The studies also only focused on immediate responses in an experimental setting, which may not always map onto long-term outcomes. Although reactant individuals may be drawn to peers whose influence facilitates their pursuit of autonomy, they could eventually be repelled when the influence becomes repetitive. Theorizing on fatal attractions suggests that the quality that initially brings two people together is often the same quality that later pushes them apart (Felmlee, 1995). A question for future research is how long or often reactant individuals will accept the influence of a deviant peer.
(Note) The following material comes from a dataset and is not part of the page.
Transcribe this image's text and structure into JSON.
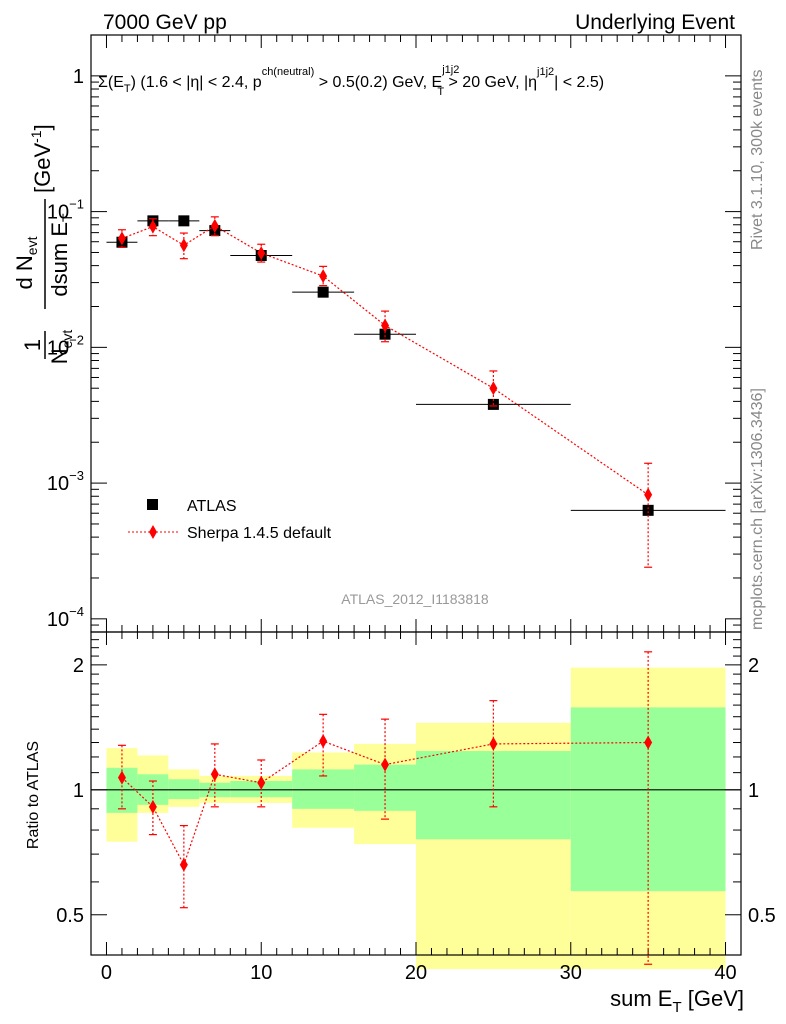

It is also worth noting that Study 1 used a measure of trait reactance that is operationalized primarily in terms of threat sensitivity. Although past work suggests reactance can indeed be assessed as a unidimensional trait (e.g., Jonason, Bryan, & Herrera, 2010), there are concerns about the validity and usefulness of such a measure (Jonason, 2007; Miron & Brehm, 2006). The present work may signal the need for a trait reactance measure that distinguishes autonomy-enhancing opportunities from threats to autonomy.
Along the same lines, one might question whether the motivation adopted by participants is indeed the personal pursuit of freedom/autonomy, or one more akin to vicarious reactance (arousal because of a threat to the target’s freedom, see Sittenthaler et al, 2015). Although we assume the former, there is work to suggest that merely perceiving a threat to another person’s freedom has implications for vicarious reactance (Andreoli et al, 1974; Sittenthaler et al, 2016). Perhaps a distinction can be made between a motivational contagion mechanism and a vicarious reactance mechanism by identifying what, exactly, perceivers notice about the target person—is it their goal-directed behavior or the threat to their freedom? A goal contagion explanation may be apt when perceivers attend to a target person’s behavior (rather than the threat to their freedom), especially given our findings that the goal “caught” was not necessarily to engage in the restricted behavior. More research is needed to distinguish the specific implications of exposure to others’ threats to freedom versus their behavior to restore it.
Altogether, the present work highlights the potential self-regulatory nature of reactance, and perhaps also the illusory nature of any autonomy that one can attain in social situations. Despite the seeming shortsightedness of many reactant behaviors, the need for autonomy may be fundamental. Thus, societies and governments may be obligated to accommodate this need and craft regulations in a way that makes healthy choices also feel like autonomous choices.
Acknowledgments
This research was supported by the National Institute on Drug Abuse (NIDA) Grant P30 DA023026 and Grant P20 DA017589. Its contents are solely the responsibility of the authors and do not necessarily represent the official views of NIDA. This research also received support from the Duke Interdisciplinary Initiative in Social Psychology.
Footnotes
Some additional participants were recruited but were excluded for being 21+ years old (and therefore drinking alcohol would be considered a legal behavior for them).
Trait reactance and self-regulatory effectiveness were negatively correlated (r = −.26, p = .001).
Participants also completed a modified measure of self-reported motives to use marijuana (see Leander et al., 2009). The motives correlated with chronic marijuana use (r = .44, p < .001), cognitive accessibility of marijuana (r = .23, p = .009), and motivation to join the friend (r = .56, p < .001). There were no effects of the manipulations on this measure.